Passive margins of the North and Central Atlantic: A comparative study
2011
The main features of the volcanic and nonvolcanic passive margins of the North and Central Atlantic are considered. The margins are compared using rather well-studied reference tectonotypes as examples. The conjugate margins of the Norwegian-Greenland region and the margins of West Iberia and Newfoundland are chosen as tectonotypes of volcanic and nonvolcanic margins, respectively. The structural and magmatic features of the margins and their preceding history are discussed. A complex of interrelated attributes is shown for each tectonotype. The Norwegian-Greenland region close to the Iceland plume is distinguished by narrow zones of stretched continental crust, rapid localization of stretching with breakup of the continent, a high rate of subsequent spreading, and intense magmatism with the formation of a thick new crust at the margin and the adjacent oceanic zone. The Iberia-Newfoundland region, remote from the plumes, is characterized by wide zones of stretched continental crust, long-term and diachronous prebreakup extension propagating northward, extremely restricted mantle melting during rifting and initial spreading, and frequent occurrence of ancient crustal complexes and serpentinized mantle rocks at the margin.
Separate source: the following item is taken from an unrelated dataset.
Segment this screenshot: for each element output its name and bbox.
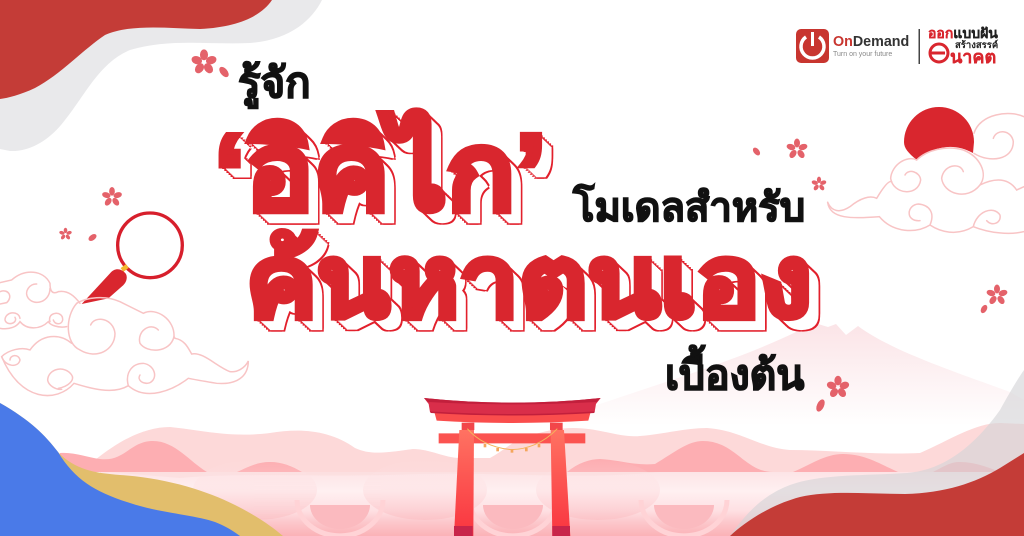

Crustal faults and a thin tectonized oceanic crust appear along the margin under conditions of slow spreading. A model of hot and fast spreading with a high degree of melting in the mantle is applicable to the Norwegian-Greenland region, whereas a model of cold and slow amagmatic rifting with a long pre-breakup stretching and thinning of the lithosphere is appropriate to the Iberia-Newfoundland margins. The differences in the development of the margins is determined by the interaction of many factors: deep temperature, rheology of the underlying lithosphere, heterogeneities in the previously formed crust, and the duration and rate of stretching. All of these factors can be related to the effect of deep plumes and propagation of the extension zone toward the segments of the cold Atlantic lithosphere. Both types of margins also reveal similar features, in particular asymmetry. It is suggested that the rotation forces superimposed on the general tectonomagmatic pattern controlled by plumes could have been the cause of structural asymmetry.